If we can experience this blessing that the Lord freely gives to each of us, we will be changed. We will be at peace with ourselves, whatever our limitations, because personal limitations are not personal sins. In our acceptance of ourselves and of the blessings of the Lord, we are changed. We no longer have to judge others and to seek to control relationships so that we gain something we feel we need from those relationships. This Lent our need is to not to judge and control others, but to rest in peace with Christ and thereby experience the blessings that God extends to all of us. If we can experience those blessings, we will be changed; and those around us will see that change in our behaviour, in our attitude toward ourselves and toward them. That is how our culture can change, too, because so many of us become confident that God is blessing us as Orthodox Christians, others reach out and seek that blessing, too.
To conclude, we can change.
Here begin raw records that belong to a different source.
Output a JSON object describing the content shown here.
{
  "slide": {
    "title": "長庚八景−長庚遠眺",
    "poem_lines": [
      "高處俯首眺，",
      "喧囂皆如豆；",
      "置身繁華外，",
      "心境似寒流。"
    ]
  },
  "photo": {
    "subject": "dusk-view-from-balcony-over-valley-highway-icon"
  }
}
At this time, we do not know precisely how we will change and what impact that change will have on ourselves, on others or on contemporary society. We do know that we begin to change by repenting of our past sins, known or unknown to us. In a very deep sense, each of us can listen to and hear the relevance to our lives not only of Nathan’s story to David, but of the Lord’s words to Moses as set out in the Septuagint translation of the book of Numbers , Chapter 6, Verses 22 to 27. In the second year after the Hebrews had left Egypt, roughly in 1,500 BC, in the wilderness, while living in the desert, Moses told Aaron that the Lord wanted to bless His people. Aaron then blessed all the Hebrews; and that blessing extends to us, whatever deserts we may be experiencing in our own lives. The words of that blessing have echoed through the centuries and remain fresh with each new day: “May the Lord bless you and keep you. May the Lord make His face shine upon you and show mercy to you; may the Lord lift up His face upon you and give you peace.” Amen.